Report by Zaiga Thomann with an introduction by Lizzie Silver
Zaiga Thomann recently completed a research internship at Silverpond. We asked her to showcase the use of causal models to solve an applied problem. Zaiga used causal models to address algorithmic fairness: how do you ensure that your decision-making algorithm is fair?
One way to define “fairness” is via counterfactual questions, such as: “What decision would have been made, if this loan applicant had been male instead of female?” A fair algorithm should make the same decision in the existing situation as it would make in the counterfactual situation where the applicant is male instead of female, or white instead of black.
Causal models are powerful tools for representing causal relationships. They allow us to predict the effects of interventions, and they allow us to answer counterfactual questions. We can then use the counterfactual statements to measure fairness.
Examples of unfair algorithms
Algorithmic fairness has been in the news frequently over the past five years. Embarrassingly unfair algorithms include the COMPAS recidivism prediction algorithm, which tended to mislabel white offenders as low risk and black offenders as high risk; and the Apple credit card, which offered dramatically lower credit limits to women. Citizens and consumers are holding governments and corporations accountable for algorithmic bias.
COMPAS does not use race as an input, and the Apple credit limit algorithm does not use gender as an input. The US Equal Credit Opportunity Act prohibits lenders from discriminating on the basis of gender, and lenders have interpreted this to mean that they can’t use gender as an input to creditworthiness decisions. But the algorithm manages to discern gender via other factors. For example, if it knows that an applicant has student debt from Wellesley College, it can infer that the applicant is probably a woman.

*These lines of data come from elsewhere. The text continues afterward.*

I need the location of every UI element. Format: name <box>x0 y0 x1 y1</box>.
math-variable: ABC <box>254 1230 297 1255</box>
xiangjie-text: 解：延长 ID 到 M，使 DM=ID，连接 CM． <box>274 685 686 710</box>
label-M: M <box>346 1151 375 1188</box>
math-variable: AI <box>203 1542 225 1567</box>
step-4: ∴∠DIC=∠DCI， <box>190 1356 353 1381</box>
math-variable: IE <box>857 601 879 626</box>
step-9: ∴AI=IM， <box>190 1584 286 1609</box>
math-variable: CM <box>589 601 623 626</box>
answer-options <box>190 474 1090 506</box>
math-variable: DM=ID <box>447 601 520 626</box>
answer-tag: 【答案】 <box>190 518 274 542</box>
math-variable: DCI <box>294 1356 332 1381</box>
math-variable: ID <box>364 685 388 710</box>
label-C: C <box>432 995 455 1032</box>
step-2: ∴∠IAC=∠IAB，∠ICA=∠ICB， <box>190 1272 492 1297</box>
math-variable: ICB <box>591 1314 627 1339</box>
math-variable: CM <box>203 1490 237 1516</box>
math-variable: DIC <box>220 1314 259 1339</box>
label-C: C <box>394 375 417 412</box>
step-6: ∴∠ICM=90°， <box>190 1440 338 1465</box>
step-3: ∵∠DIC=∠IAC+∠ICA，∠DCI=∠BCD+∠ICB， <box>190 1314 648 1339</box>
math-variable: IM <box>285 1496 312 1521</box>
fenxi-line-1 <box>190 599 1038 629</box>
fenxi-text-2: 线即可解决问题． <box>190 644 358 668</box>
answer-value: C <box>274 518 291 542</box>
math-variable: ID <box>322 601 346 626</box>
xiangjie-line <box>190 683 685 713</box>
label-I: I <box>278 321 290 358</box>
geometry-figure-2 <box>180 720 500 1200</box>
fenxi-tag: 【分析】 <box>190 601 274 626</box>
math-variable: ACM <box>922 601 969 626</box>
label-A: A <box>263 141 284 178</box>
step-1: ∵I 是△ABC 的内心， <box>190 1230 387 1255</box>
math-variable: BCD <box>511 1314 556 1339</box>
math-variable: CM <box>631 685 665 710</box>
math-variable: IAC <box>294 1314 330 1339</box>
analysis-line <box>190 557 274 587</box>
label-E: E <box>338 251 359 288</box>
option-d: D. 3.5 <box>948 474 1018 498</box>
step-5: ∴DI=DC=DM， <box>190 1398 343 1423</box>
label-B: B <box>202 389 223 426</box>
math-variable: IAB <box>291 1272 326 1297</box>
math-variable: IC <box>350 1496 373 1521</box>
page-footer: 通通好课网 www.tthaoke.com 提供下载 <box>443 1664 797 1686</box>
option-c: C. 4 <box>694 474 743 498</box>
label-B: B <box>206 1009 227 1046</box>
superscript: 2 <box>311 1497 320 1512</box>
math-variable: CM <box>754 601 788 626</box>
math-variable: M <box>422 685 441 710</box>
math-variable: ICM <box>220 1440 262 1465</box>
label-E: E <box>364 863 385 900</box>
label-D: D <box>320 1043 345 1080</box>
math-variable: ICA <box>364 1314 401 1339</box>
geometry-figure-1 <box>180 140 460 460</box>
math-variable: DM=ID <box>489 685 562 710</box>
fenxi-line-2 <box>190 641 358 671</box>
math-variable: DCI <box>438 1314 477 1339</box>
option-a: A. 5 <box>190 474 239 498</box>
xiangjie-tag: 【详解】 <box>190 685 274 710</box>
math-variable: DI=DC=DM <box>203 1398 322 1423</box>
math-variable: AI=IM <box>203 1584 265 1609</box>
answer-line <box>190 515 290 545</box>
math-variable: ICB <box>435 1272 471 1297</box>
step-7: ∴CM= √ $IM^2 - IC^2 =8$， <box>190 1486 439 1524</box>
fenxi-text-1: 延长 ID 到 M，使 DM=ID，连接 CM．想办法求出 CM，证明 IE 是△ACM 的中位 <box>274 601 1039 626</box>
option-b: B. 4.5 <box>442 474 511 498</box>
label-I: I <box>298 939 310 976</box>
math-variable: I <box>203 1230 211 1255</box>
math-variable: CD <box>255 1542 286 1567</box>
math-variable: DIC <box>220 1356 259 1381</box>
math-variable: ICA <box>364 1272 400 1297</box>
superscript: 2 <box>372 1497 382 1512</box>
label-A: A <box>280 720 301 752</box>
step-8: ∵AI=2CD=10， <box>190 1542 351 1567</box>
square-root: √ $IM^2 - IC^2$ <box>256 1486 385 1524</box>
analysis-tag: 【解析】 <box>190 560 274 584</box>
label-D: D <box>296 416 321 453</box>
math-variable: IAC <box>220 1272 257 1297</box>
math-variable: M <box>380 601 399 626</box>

So-called “fairness through unawareness” does not work. We actually need to know gender, if we want to make sure that the algorithm would make the same decision in the counterfactual gender-flipped situation.
There are (at least) three things we might want an algorithmic fairness toolkit to do:
- Create a decision algorithm that is fair from the start
- Check whether an existing algorithm is fair or not / measure how unfair it is
- Adjust an existing algorithm to make it fair
Zaiga focused on number 3: make an algorithm fair, because this is most useful to companies who already have useful decision algorithms. She applied a debiasing method introduced by Wang, Sridhar & Blei (2019).
The method requires two things:
- The existing decision algorithm
- A causal model of the relationships between features in the algorithm’s training data.
Silverpond doesn’t have any decision algorithms about individual people, so Zaiga used a public dataset to train a toy algorithm. The strategy was as follows:
- Train a decision algorithm that is known to be biased
- Apply Wang, Sridhar & Blei’s debiasing algorithm, then
- Test whether the debiasing worked.
The debiasing only works if you have the right causal model. In addition to the real dataset, Zaiga decided to create a synthetic dataset for which she knew the exact structure of the causal model. That way she could tell that the debiasing algorithm worked with the correct causal model, before testing it on real data where there was some uncertainty about the causal relationships.
In fact, Zaiga found that the debiasing algorithm worked perfectly on the synthetic data with the known, correct causal model. However, it produced counterintuitive results on the real data where the causal model was uncertain. This shows that finding the correct causal model is crucial for producing fair algorithms.
Silverpond has significant expertise in learning causal models (Lizzie Silver did her PhD on causal discovery). We look forward to applying these capabilities to algorithmic fairness.